Certificateless Multi-Party Authenticated Encryption for NB-IoT Terminals in 5G Networks

Abstract

With the integration of Narrowband Internet of Things (NB-IoT) technology coming into our lives, more and more NB-IoT terminals are connected to the network to meet various requirements of users. However, the traditional authentication process between the NB-IoT devices and the 5G core network brings heavy communication and storage overheads. Besides, large-scale connected NB-IoT devices are vulnerable to attacks from adversaries, especially for devices that are used to collect and transmit sensitive data and information. Therefore, it is extremely important to simplify the authentication process and ensure the security and privacy of the data transmission process. In this paper, we propose a certificateless multi-party authenticated encryption scheme for NB-IoT terminals in 5G networks. The proposed scheme not only achieves multi-party authentication in the access authentication process but also provides identity anonymity and non-repudiation.

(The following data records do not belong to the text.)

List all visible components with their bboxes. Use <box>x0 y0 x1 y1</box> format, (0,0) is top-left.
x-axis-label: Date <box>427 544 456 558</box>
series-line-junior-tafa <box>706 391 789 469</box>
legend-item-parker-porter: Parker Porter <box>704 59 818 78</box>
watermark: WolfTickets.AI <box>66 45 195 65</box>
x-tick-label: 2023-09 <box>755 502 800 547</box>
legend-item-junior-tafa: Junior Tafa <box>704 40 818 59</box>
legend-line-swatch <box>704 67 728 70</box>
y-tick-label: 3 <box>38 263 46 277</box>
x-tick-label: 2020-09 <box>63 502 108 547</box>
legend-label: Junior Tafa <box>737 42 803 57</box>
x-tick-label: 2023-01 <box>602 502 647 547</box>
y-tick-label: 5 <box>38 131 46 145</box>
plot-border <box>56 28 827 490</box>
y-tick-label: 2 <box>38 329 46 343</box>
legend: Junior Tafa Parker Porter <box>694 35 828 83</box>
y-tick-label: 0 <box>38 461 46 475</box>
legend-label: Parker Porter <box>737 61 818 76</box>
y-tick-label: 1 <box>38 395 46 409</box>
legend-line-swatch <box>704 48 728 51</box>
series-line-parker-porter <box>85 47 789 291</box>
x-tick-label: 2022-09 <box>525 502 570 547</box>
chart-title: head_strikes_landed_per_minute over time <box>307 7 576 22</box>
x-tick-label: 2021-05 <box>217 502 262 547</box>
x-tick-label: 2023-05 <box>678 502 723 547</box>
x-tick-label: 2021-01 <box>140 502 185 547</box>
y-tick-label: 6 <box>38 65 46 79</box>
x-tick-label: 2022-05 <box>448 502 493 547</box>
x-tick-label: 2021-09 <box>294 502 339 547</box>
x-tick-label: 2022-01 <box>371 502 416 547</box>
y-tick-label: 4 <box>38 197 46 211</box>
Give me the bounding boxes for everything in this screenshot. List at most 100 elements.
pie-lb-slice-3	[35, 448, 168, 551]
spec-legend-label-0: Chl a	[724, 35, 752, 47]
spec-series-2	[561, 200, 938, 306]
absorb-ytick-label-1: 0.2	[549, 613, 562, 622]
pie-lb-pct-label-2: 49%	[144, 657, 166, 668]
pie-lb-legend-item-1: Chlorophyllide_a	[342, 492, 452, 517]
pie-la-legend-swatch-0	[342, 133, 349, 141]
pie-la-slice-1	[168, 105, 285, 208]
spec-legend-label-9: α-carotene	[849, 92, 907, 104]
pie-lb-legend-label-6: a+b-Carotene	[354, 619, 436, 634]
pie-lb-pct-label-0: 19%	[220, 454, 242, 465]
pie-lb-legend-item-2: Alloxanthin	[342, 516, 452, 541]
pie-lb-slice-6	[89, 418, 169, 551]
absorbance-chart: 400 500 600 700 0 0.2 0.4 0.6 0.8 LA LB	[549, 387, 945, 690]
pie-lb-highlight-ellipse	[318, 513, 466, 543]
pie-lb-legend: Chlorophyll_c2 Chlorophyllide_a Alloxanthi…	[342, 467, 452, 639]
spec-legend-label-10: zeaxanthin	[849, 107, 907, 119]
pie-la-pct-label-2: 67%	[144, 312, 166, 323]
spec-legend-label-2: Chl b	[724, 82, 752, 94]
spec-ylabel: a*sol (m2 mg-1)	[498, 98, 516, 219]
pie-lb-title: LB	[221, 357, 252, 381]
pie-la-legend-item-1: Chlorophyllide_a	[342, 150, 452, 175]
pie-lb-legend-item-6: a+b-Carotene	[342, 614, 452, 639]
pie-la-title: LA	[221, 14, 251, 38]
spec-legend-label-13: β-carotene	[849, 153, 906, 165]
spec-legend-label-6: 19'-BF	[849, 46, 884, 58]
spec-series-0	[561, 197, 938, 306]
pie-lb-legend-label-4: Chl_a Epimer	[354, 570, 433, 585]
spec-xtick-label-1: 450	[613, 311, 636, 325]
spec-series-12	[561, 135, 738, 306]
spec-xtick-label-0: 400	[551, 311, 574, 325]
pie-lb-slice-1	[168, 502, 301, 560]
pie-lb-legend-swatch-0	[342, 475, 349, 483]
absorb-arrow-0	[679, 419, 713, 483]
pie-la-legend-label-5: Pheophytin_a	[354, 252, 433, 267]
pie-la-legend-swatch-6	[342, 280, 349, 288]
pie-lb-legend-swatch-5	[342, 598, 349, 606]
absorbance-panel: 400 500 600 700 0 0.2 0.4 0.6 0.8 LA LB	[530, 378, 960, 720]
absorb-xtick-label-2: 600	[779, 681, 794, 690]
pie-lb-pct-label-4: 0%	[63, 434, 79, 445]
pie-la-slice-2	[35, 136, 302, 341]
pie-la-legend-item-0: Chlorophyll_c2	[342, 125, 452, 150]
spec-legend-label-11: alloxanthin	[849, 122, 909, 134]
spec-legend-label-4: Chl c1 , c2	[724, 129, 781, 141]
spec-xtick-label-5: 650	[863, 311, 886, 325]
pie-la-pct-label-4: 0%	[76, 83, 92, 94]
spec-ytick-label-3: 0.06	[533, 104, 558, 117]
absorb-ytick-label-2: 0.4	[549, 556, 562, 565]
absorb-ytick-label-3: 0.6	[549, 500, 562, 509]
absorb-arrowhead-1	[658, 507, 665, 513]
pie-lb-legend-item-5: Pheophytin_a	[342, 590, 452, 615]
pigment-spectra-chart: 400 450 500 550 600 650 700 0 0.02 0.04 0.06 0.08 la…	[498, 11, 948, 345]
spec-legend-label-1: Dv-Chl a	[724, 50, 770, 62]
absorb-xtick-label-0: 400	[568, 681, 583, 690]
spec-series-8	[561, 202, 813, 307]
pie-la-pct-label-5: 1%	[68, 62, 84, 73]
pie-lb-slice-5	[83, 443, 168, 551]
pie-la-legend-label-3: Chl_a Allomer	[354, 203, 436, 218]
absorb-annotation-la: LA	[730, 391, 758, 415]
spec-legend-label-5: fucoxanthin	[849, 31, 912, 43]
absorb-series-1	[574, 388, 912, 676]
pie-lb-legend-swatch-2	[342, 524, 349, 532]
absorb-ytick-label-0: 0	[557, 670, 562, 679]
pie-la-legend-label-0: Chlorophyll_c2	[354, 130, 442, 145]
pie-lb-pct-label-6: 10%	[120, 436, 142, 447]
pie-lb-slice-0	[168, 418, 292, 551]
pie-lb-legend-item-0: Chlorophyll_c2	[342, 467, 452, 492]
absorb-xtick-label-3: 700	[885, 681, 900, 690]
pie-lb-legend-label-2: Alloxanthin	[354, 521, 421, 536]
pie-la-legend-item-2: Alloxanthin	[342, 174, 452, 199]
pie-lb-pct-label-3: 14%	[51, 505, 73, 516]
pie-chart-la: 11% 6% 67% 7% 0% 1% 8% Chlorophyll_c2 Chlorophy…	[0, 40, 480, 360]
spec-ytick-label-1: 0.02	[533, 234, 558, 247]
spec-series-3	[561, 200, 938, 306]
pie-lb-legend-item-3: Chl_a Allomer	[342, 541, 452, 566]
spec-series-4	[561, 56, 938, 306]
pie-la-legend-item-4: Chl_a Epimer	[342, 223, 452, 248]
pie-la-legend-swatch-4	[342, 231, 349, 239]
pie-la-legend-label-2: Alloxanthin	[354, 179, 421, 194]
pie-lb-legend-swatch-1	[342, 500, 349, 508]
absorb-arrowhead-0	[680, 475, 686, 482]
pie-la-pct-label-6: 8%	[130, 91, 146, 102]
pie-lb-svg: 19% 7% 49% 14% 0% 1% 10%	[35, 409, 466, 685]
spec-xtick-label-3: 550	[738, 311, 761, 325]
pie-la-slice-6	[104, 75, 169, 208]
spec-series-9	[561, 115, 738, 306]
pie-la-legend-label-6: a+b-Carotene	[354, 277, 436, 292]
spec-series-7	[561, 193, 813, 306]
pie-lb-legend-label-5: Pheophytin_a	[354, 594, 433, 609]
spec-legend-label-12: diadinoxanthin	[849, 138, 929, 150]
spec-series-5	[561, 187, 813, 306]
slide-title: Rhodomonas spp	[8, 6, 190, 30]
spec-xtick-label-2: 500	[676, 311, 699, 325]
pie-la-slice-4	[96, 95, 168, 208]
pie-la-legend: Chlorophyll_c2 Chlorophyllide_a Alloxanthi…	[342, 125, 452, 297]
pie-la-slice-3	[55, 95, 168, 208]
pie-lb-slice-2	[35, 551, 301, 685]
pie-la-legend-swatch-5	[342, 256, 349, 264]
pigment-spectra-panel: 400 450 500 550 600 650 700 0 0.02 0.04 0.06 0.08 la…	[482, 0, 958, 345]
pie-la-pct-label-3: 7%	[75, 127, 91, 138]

The processes of access authentication and data transmission are combined into one process in our scheme. When multiple NB-IoT terminals simultaneously perform access authentication, the information of terminals and encrypted private data are sent to the Access and Mobility Management (AMF), and the AMF verifies the validity and security of the data by verifying the generated certificateless aggregated authenticated ciphertexts. Security analysis and experimental results show that our scheme is secure and efficient.